With Hospitable Locals, Verdant Mountains, Miles of Coastline and India’s Very Own Silicon Valley, Karnataka Is Ready for Its Moment in the Sun
Beena and Mahesh won’t mind that I’ve crashed their wedding, I tell myself. There they are, sitting in ornate chairs in the main room of the Dharmasthala Manjunatha Kalyana Mantapa celebration hall, surrounded by 200 family members and well-wishers. It does feel a little unfair that I know their names — which are draped above the entrance on a huge banner — while they are oblivious to my uninvited presence.
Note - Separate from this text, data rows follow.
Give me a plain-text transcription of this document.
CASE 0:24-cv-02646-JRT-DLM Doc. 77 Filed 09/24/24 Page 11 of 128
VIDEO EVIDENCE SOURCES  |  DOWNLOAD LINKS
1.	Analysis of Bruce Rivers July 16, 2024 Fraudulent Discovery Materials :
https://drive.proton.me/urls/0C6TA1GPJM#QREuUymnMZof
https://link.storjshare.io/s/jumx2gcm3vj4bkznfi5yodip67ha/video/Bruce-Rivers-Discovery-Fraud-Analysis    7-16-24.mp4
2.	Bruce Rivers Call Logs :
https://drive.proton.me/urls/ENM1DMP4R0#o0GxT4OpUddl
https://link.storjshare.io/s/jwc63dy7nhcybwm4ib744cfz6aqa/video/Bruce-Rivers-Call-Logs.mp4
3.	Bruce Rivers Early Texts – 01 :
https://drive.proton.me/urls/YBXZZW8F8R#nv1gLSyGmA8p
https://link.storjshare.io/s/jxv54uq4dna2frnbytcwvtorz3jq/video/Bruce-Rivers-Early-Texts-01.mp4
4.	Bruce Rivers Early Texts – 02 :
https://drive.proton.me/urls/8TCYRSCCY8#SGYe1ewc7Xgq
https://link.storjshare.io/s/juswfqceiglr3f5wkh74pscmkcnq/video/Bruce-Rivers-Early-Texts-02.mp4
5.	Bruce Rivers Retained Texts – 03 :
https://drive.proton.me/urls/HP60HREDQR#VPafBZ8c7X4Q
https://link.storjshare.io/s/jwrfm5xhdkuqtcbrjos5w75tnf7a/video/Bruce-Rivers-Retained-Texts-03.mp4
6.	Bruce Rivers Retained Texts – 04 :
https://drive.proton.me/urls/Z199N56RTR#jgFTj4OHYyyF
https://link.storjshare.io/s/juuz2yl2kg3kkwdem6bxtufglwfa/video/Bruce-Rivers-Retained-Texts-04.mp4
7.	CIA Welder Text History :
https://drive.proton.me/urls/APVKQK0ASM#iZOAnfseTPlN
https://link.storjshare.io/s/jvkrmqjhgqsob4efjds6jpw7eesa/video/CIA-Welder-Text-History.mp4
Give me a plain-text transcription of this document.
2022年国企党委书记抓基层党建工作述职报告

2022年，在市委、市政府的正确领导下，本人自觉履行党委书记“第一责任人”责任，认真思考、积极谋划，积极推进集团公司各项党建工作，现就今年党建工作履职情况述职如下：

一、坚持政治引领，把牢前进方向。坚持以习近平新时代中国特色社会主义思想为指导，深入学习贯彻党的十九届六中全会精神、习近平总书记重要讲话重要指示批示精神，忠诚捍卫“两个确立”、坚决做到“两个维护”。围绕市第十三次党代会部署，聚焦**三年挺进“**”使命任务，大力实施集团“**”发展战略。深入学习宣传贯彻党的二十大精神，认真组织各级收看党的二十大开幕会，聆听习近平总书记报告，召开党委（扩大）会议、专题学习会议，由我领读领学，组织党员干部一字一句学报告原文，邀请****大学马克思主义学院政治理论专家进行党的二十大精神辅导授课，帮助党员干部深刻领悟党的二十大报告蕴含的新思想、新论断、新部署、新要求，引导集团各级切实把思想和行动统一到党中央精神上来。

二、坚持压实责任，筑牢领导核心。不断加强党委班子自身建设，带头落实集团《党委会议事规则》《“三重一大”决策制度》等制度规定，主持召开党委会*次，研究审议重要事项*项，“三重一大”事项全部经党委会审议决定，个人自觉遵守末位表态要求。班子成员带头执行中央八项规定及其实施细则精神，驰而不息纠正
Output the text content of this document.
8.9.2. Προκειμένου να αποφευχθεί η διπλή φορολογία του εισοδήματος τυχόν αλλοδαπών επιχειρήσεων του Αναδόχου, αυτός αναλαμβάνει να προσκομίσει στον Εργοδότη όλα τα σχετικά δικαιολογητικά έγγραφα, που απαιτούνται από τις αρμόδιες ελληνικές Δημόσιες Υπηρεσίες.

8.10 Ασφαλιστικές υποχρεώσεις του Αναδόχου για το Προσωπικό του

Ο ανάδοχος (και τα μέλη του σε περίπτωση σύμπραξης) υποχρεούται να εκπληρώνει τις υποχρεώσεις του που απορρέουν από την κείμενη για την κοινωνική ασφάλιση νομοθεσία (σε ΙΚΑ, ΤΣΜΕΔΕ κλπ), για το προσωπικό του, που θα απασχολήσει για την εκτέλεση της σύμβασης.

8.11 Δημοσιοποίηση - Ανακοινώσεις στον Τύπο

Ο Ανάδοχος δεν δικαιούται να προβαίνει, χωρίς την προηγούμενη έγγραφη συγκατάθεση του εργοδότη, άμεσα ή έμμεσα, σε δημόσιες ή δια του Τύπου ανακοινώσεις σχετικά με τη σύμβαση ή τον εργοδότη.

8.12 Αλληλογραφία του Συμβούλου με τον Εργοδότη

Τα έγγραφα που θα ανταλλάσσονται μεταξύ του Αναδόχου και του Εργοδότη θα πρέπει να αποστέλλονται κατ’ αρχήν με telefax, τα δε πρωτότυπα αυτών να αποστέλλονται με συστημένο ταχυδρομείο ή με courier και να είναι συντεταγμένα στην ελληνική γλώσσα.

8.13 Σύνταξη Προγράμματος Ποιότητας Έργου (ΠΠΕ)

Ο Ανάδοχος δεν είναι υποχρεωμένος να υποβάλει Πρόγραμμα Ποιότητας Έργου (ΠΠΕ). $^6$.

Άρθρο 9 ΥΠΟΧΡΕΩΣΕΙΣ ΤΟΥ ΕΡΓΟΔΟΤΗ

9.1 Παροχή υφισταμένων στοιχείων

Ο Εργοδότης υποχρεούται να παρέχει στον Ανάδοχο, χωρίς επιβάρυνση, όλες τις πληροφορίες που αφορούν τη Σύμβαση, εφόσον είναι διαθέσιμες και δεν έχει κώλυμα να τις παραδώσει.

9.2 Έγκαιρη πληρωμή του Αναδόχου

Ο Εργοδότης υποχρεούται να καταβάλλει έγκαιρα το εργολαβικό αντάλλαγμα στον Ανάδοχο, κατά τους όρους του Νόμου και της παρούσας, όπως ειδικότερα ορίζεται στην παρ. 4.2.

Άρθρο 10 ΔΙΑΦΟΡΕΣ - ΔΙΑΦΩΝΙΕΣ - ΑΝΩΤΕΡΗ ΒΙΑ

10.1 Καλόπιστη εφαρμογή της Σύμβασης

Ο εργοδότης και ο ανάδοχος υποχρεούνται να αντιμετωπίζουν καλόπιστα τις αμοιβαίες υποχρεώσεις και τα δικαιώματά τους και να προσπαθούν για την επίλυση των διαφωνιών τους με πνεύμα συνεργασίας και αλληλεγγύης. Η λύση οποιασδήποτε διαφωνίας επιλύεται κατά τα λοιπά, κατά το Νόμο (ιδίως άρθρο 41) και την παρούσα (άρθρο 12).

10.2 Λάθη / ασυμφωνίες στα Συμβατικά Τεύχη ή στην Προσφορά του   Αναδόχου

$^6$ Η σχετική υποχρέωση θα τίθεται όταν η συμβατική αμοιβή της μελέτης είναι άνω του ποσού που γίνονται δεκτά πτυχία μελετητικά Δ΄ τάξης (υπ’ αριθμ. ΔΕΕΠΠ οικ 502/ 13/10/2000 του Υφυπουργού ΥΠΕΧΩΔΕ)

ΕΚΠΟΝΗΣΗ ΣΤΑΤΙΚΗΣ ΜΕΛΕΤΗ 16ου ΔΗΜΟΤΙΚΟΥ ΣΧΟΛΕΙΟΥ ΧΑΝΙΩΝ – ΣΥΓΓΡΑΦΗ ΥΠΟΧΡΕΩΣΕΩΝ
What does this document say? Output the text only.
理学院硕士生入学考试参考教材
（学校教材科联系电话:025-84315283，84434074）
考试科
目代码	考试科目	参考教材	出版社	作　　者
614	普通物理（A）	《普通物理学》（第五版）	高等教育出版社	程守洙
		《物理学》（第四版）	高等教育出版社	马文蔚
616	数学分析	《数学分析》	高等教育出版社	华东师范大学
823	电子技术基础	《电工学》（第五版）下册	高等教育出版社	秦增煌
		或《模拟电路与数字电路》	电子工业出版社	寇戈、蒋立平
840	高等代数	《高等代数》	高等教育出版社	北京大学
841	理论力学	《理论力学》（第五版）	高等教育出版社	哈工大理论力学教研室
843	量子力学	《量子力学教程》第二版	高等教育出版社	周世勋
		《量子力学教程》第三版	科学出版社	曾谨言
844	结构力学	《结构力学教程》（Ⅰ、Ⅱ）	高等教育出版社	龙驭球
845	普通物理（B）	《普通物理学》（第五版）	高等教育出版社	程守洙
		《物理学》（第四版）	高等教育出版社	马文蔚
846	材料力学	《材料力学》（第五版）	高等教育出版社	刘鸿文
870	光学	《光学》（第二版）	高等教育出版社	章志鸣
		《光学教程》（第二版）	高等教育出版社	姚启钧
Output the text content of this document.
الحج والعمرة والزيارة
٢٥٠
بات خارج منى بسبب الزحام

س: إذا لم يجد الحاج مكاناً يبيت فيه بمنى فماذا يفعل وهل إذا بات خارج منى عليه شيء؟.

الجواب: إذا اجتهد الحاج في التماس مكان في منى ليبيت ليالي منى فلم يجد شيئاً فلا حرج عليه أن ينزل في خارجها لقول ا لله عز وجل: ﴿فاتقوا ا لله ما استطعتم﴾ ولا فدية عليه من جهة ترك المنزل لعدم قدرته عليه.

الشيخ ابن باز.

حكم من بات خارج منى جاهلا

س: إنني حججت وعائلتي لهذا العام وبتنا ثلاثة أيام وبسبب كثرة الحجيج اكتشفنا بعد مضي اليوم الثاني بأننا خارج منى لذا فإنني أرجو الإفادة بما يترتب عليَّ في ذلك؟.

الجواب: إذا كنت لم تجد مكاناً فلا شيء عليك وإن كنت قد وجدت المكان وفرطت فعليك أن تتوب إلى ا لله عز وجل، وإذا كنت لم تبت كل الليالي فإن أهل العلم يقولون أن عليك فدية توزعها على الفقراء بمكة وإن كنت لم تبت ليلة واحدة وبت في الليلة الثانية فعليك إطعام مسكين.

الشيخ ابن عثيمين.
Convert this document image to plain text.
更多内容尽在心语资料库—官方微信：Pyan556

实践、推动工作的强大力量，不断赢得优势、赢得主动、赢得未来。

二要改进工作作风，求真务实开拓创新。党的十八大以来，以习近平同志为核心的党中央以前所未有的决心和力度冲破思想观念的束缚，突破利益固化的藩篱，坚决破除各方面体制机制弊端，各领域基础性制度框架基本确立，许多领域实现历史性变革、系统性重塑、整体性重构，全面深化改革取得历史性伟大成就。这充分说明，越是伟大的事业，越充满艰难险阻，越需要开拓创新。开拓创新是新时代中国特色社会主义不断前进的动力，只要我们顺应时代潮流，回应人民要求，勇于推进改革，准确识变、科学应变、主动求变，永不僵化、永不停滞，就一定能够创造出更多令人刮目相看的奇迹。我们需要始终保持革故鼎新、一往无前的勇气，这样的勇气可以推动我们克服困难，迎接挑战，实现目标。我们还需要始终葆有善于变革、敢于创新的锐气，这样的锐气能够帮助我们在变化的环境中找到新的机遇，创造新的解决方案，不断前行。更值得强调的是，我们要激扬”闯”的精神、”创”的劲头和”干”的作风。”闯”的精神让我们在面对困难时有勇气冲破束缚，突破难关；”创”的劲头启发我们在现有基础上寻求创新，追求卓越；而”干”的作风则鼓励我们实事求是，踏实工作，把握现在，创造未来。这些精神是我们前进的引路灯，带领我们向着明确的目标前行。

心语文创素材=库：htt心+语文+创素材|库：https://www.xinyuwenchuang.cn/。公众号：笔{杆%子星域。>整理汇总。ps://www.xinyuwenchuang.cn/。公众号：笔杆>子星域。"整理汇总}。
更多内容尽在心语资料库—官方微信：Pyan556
But they look happy and glorious in their outfits; the bride decked in garlands over her red sari; the groom a suited vision in white.
I’m not quite sure why I’m here, intruding on the last hurrahs of their unification as husband and wife. One moment, I was out on the long, arrow-straight Bull Temple Road, watching Bangalore go about its Saturday lunchtime business — cars welded in a jam that seemed as if it would last an eternity; with tuk-tuks, motorbikes, wandering children, idling cows and fast-gesticulating hawkers selling flowers, water and even spare tyres scattered liberally across this exhaust-fume carnival. The next moment, I’ve wandered into a party that’s scarcely any less noisy than the scene on the street — a troupe of drummers building to a rhythmic cacophony; and a feast being prepared — all clattering pans, rolling steam and rice on the boil — in the chamber beyond.
Surely someone has to notice the British man, dusty from a morning exploring, who isn’t on the guest list. When someone does, Yousuf is politeness itself. “You are welcome, my friend,” says the silver haired, grandfatherly figure. His perfectly pronounced English speaks of an antique education in the vestiges of the colonial school system. “Come, have you eaten? You look as if you are hungry.” And, with a gentle hand on my arm, he leads me towards the pots of bubbling amber chicken curry.